Good spiritual direction is all about helping us discern God’s presence in our lived experience, while responding to his invitation to relational growth. When we get stuck in our emotions—both the highs and the lows—regular spiritual direction is a way of helping us stay the course of our vocational choice, making a decisions leading us to the solid ground of God’s love.

Understand that, if spiritual direction helped keep us afloat and moving in the right direction during seminary formation, we can be sure that this graced practice will also help steer us through the joys and sorrows of our ministry in this secular world of ours.
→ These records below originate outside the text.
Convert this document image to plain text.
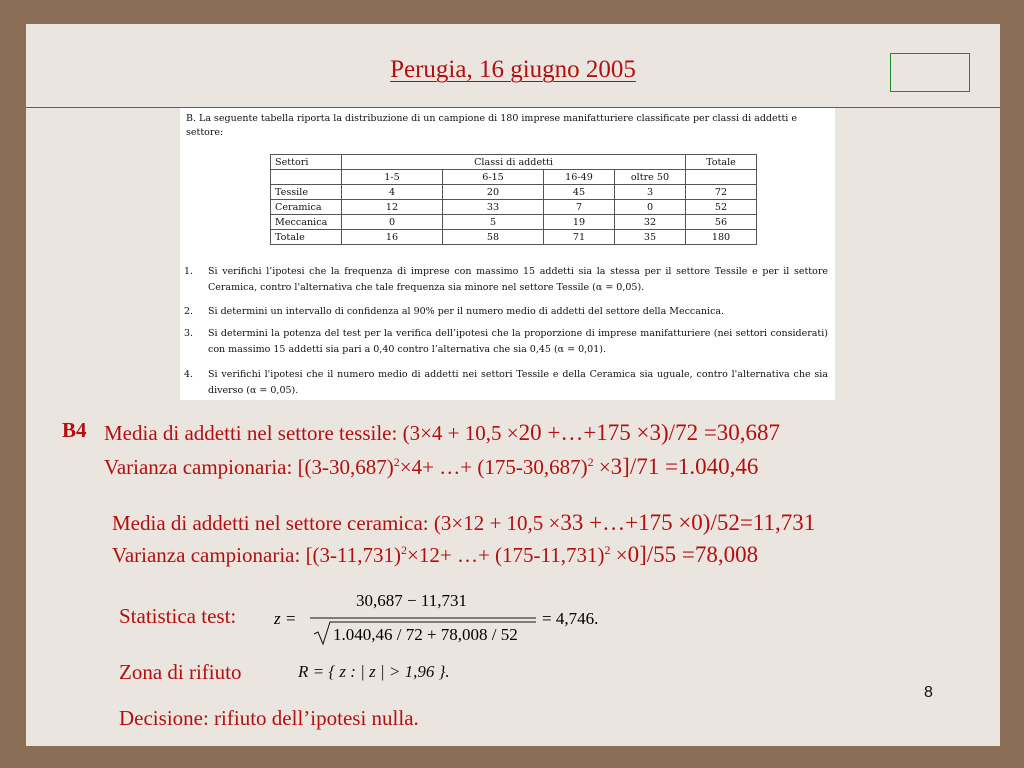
Perugia, 16 giugno 2005
B. La seguente tabella riporta la distribuzione di un campione di 180 imprese manifatturiere classificate per classi di addetti e settore:
Settori	Classi di addetti				Totale
	1-5	6-15	16-49	oltre 50	
Tessile	4	20	45	3	72
Ceramica	12	33	7	0	52
Meccanica	0	5	19	32	56
Totale	16	58	71	35	180
1. Si verifichi l’ipotesi che la frequenza di imprese con massimo 15 addetti sia la stessa per il settore Tessile e per il settore Ceramica, contro l'alternativa che tale frequenza sia minore nel settore Tessile (α = 0,05).
2. Si determini un intervallo di confidenza al 90% per il numero medio di addetti del settore della Meccanica.
3. Si determini la potenza del test per la verifica dell’ipotesi che la proporzione di imprese manifatturiere (nei settori considerati) con massimo 15 addetti sia pari a 0,40 contro l’alternativa che sia 0,45 (α = 0,01).
4. Si verifichi l'ipotesi che il numero medio di addetti nei settori Tessile e della Ceramica sia uguale, contro l'alternativa che sia diverso (α = 0,05).
B4 Media di addetti nel settore tessile: (3×4 + 10,5 ×20 +…+175 ×3)/72 =30,687
Varianza campionaria: [$(3-30,687)^2\times 4+$ …+ $(175-30,687)^2 \times 3]/71 =1.040,46$
Media di addetti nel settore ceramica: (3×12 + 10,5 ×33 +…+175 ×0)/52=11,731
Varianza campionaria: [$(3-11,731)^2\times 12+$ …+ $(175-11,731)^2 \times 0]/55 =78,008$
Statistica test: z =
30,687 − 11,731
1.040,46 / 72 + 78,008 / 52
= 4,746.
Zona di rifiuto	R = { z : | z | > 1,96 }.
Decisione: rifiuto dell’ipotesi nulla.
8
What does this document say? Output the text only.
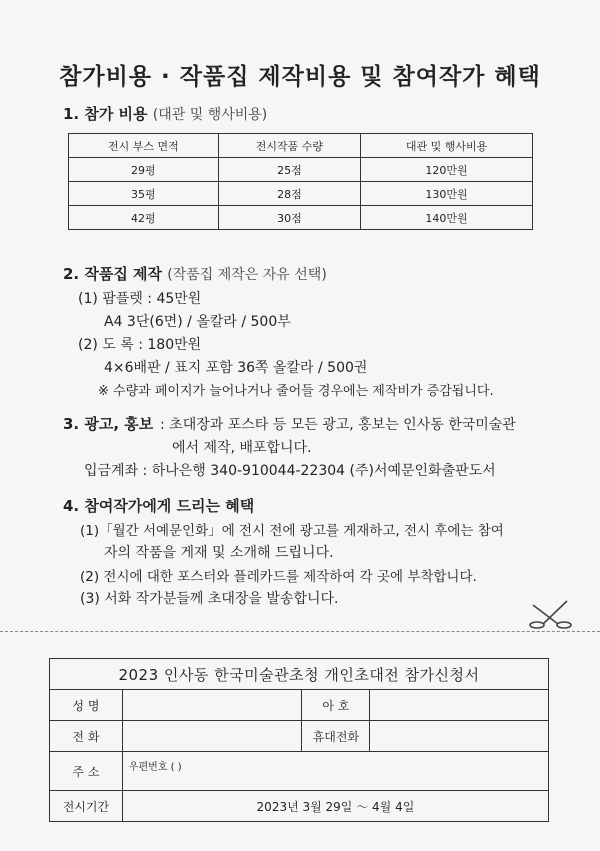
참가비용 · 작품집 제작비용 및 참여작가 혜택
1. 참가 비용 (대관 및 행사비용)
전시 부스 면적	전시작품 수량	대관 및 행사비용
29평	25점	120만원
35평	28점	130만원
42평	30점	140만원
2. 작품집 제작 (작품집 제작은 자유 선택)
(1) 팜플렛 : 45만원
A4 3단(6면) / 올칼라 / 500부
(2) 도 록 : 180만원
4×6배판 / 표지 포함 36쪽 올칼라 / 500권
※ 수량과 페이지가 늘어나거나 줄어들 경우에는 제작비가 증감됩니다.
3. 광고, 홍보 : 초대장과 포스타 등 모든 광고, 홍보는 인사동 한국미술관
에서 제작, 배포합니다.
입금계좌 : 하나은행 340-910044-22304 (주)서예문인화출판도서
4. 참여작가에게 드리는 혜택
(1)「월간 서예문인화」에 전시 전에 광고를 게재하고, 전시 후에는 참여
자의 작품을 게재 및 소개해 드립니다.
(2) 전시에 대한 포스터와 플레카드를 제작하여 각 곳에 부착합니다.
(3) 서화 작가분들께 초대장을 발송합니다.
2023 인사동 한국미술관초청 개인초대전 참가신청서			
성 명		아 호	
전 화		휴대전화	
주 소	우편번호 ( )		
전시기간	2023년 3월 29일 ～ 4월 4일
If you would like to start spiritual direction, or learn more about receiving spiritual direction, or training for its practice, go online to the website for The Institute for Priestly Formation, which offers wonderful programs and workshops on receiving, as well as giving direction, in the Catholic tradition.

 

Fr. Joseph J. Kelly About Fr. Joseph J. Kelly

Fr. Joseph J. Kelly, a priest of the Archdiocese of New York, now serves as spiritual director at Immaculate Conception Seminary Residence in Douglaston, New York. He conducts a training seminar for seminary spiritual directors for The Institute for Priestly Formation at Creighton University, Omaha, Nebraska.

Comments

  1. Avatar Akpennongun Tarbunde says:

    Father,
    Thanks for the post, & bless you in the Lord’s Vineyard.
    I am a lay Catholic. When I do the Stations of the Cross, one of my learning points from the devotion is this: We must carry our cross, but occasionally need help along the way.
    It is wonderful, nourishing, & refurbishing to have Spiritual Direction: Priest & Lay Catholic.
    Again, thanks Father.

  2. What I have found is that there is a BIG difference between priests that receive direction and priests that don’t. These priests that receive direction are also more willing to give direction to others. I wish it was more encouraged for parish priests to be under the guidance of a director. Parish priests, more than any others, need to renew and strengthen their spiritual life so they can then nurture and strengthen the spiritual life of those they shepherd. God bless our priests, who give their entire lives to serve us and lead us to Christ. And God bless you in your ministry Fr. Kelly! I have heard great things about the IPF –

  3. Avatar K C Thomas says:

    I feel spiritual direction is a good thing. It is not only for priests but for lay persons too. I do not know whether this spiritual direction is compulsory for priests. It is necesary our parish priests should give sermon on spiritual direction and recommend that everyone should have a spiritual director with whom one can have free exchange of ideas and clearance of doubts .

  4. Avatar Mary@42 says:

    All I ask you on this Website is to pray for me to get another Spiritual Director, soonest. The one I had was very good for a time until he got into problems with his Congregation in August last year and they kicked him out of the House. The Sisters of Mary Immaculate who run our Divine Mercy Spiritual Centre and had given him sanctuary for one month, asked me to take him in my Home until the problem was resolved. He moved to my humble home in October. I am a widow these 18 years and two months shy of 74 and I live alone with a mature Companion as my House Maid. Having come to live with me, Father could not continue being my Spiritual Director. He eventually moved to another Home of their Congregation in March this year. Now I need another Spiritual Director because at my age, I cannot take chances with my Faith. The “shadows of the oncoming night are gathering on the Western Sky” and I desperately need a Director to walk with me, whom God Himself has appointed for me. Please pray for me.

  5. Thanks, Fr. Kelly. After 28 years of ordination, I’ve been back-and-forth on whether to get back to regular spiritual direction. Your article has been a God-send and convinced me that this is something I need to pursue.
    God bless your ministry to priests and seminarians.